Non appena sua sorella si sedette, Martin le rivolse un occhiata interrogativa
“Cosa c’è?” chiese Angelique “Ah, per quel tipo… Beh, l’ho invitato ad unirsi al nostro tavolo per bere qualcosa in compagnia”
“Ah. E suppongo che abbia rifiutato, dico bene?”
“A dirla tutta, sembrava che avesse intenzione di venire”
“Allora deve aver sbagliato tavolo, dato che si è seduto insieme a LEI” disse indicando con un cenno del capo una donna bionda seduta vicino alla vetrata del locale
“Ma cosa dici, è al banc…” Angelique si interruppe quando, voltando la testa verso il bancone, non vide più quel signore dagli occhi così particolari. Seguì lo sguardo del fratello e vide che stava conversando con una donna ad un altro tavolo e questo la mandò in collera.
Martin, vedendo che la sorella iniziava a diventare rossa dalla rabbia, tirò un grosso sospiro e non fece in tempo a dirle di calmarsi che già stava puntando a quel pover’uomo. Non potendo fare molto, attirò l’attenzione del barista con un cenno della mano e disse a voce sufficientemente alta “Barista, una birra, per cortesia…“
“Che ne dici?”
“Mi sembra azzardato, rischioso e completamente senza senso”
“Hai un piano migliore?”
La poliziotta rimase pensosa per un attimo prima di rispondere “No… Ma se qualcosa andrà male, sarà solo colpa tua!”

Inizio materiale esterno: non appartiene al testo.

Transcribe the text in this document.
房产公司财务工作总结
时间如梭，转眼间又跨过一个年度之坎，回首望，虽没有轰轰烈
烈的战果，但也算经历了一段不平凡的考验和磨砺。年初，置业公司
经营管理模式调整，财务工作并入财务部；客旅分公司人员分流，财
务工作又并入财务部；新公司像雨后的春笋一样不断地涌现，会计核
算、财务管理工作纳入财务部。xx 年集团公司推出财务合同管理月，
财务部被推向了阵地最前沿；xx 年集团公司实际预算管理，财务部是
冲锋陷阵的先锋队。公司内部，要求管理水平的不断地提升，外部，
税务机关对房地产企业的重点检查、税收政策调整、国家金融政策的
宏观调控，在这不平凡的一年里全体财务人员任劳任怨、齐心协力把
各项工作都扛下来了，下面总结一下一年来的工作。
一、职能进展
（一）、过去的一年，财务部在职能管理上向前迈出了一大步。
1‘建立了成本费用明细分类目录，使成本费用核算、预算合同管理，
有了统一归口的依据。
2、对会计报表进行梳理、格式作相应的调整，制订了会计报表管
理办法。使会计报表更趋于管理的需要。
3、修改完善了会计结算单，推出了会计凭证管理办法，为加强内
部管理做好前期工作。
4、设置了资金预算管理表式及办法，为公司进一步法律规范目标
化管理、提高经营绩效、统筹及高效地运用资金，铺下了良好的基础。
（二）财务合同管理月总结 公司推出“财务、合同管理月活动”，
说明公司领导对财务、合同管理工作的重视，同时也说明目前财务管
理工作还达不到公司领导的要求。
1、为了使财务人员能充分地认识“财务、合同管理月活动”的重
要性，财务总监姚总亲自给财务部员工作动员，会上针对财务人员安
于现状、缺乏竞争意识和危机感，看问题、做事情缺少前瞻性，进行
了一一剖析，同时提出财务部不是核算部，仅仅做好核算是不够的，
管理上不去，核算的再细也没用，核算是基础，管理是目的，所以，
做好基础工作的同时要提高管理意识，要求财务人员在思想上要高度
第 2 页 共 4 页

Herbert si girò appena in tempo per sentire un rumore di passi che si avvicinavano. Girò la testa per vedere la ragazza americana arrivare da lui con un espressione che era un mix di odio e rabbia.
“Potevi dirmelo che eri in… compagnia…” disse Angelique, sottolineando l’ultima parola con uno sguardo infuocato rivolto alla bionda che sedeva di fronte ad Herbert
“Cosa? Ah…” si girò verso la poliziotta “No, no… Lei è solo… un’amica” disse cercando di essere il più convincente possibile
“E secondo te dovrei credere ad una bugia del genere?” continuò Angelique, ancora più arrabbiata
Herbert cominciò a sudare freddo: se si fosse continuato così, poteva dire addio al suo piano…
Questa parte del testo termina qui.